I'm so glad you had such a good day in SF. I love "hearing" you talk about the things you are passionate about. I think doing more of your own thing so that you are enjoying your life is a good decision. Talking to J about him finding more downtime is a good idea. I would hate to be living his life. Maintaining your sanity by stepping back from your Mum & her drama is also a very good idea. As a Mum, a mother & a wife you have to really take time to be yourself as well. It is not easy, but we don't want to lose ourselves worrying about everyone else at our own expense xoxo
 
  • Like
Reactions: M2M
Thanks so much Cate and Petal! Petal, I really feel for you, and I have days where I wonder why J and I are together, but he is slowly changing and this gives me hope. I hope when you and your husband don't have to work so hard at supporting your kids he will be able to be there for you and for your relationship. It's good we are both persistent and keep asking for what we want!

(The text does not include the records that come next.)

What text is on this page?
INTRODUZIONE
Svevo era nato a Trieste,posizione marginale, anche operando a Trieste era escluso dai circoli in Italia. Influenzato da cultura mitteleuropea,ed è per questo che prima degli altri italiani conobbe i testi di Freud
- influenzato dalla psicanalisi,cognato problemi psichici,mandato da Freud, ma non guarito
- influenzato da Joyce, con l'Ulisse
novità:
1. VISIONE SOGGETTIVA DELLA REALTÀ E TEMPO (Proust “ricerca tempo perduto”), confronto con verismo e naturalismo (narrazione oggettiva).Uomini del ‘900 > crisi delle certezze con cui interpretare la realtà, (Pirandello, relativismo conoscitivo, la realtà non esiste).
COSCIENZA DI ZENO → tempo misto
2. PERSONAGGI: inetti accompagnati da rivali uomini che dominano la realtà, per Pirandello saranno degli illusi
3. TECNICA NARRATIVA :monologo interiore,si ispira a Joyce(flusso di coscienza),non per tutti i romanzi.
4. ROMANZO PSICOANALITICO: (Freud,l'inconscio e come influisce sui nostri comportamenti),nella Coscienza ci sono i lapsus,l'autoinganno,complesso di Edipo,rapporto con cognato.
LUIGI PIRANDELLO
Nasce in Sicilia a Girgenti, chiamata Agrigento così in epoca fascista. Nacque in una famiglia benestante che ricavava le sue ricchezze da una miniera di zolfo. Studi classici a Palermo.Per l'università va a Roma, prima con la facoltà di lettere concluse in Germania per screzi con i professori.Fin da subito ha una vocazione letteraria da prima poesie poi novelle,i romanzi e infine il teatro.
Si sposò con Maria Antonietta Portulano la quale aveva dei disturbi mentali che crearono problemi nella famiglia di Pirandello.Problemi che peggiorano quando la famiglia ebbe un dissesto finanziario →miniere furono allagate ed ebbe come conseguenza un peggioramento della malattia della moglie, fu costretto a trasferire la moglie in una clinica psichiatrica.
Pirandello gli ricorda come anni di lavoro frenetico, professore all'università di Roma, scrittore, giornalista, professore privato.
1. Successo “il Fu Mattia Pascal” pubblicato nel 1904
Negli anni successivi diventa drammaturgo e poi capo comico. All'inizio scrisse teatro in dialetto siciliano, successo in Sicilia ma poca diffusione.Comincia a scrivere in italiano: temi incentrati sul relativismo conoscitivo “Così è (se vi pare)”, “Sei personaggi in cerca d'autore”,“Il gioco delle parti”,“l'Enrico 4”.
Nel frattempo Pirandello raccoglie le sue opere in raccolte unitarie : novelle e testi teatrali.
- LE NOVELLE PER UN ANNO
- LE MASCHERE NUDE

And I am inspired by you to do things for myself and live the life I want regardless of what my partner is doing!!

Cate, I hope you keep doing what you are passionate about, too! It seems like golfing at least once a week is so good for you and you enjoy it, too! I love hearing when you talk about dancing and enjoying music with friends. A friend posted a pictogram image of the word for music in Chinese, and that pictogram is the base of the Chinese symbol for medicine. Here's to more art, music, golfing, walking, running, and dancing medicine in our lives!!

My mom drives me crazy, but I think she is the impetus for a lot of spiritual growth in me, as well. If I understood myself better, she probably wouldn't throw me off so much! So I think people like that who push your buttons can cause all sorts of good in you if you use the experience to mature and grow. I don't always - sometimes I just complain and feel frustrated, but I am learning to use this as a way to mature more and more.

Yesterday I went to a modern museum in San Francisco where they remodeled and added a lot more floors. I really enjoy the old collection of art by an old curator who collected a lot of the more mystical or more earthy art of some of the modernists and beyond, but the current curator is into conceptual minimalist art that I find boring. So I hung out with the lovely collection of Paul Klee's - he's one of my favorite artists in the world, and there was a magical figurative Jackson Pollock and immense Anselm Kiefer's - he does epic almost Greek tragedy type themes in earthy colors with so much texture they are really immense oil painting wall reliefs. There were beautiful haunting classical buildings painted by him with sad, melancholic atmospheres - they looked like when you are in a poetic mood and it is dusk and everything is still and glowing in the last light of the day. I haven't been to this museum in years and see that my taste in art is still the same - I still love the same paintings, but in a different, deeper way, like I can see how they were painted now and admire them all the more, and can see the artist's personality and inspirations more, so they have extra layers of richness!

J has been more like he used to be when we were first in relationship the last few days. He is really trying! He held the car door open for me and bought me a bubbly water at intermission in the improv musical we went to. He usually gets things for him and my daughter and doesn't ask me if I want anything, I just discover later that they went and got things for snacks without me. So that was a major thing! He also is doing things like I forgot my book at the car, and there was a lot of time before the show started, so he walked back and got it for me. I think something clicked and he finally understood that I felt unsupported. It's a minor miracle!!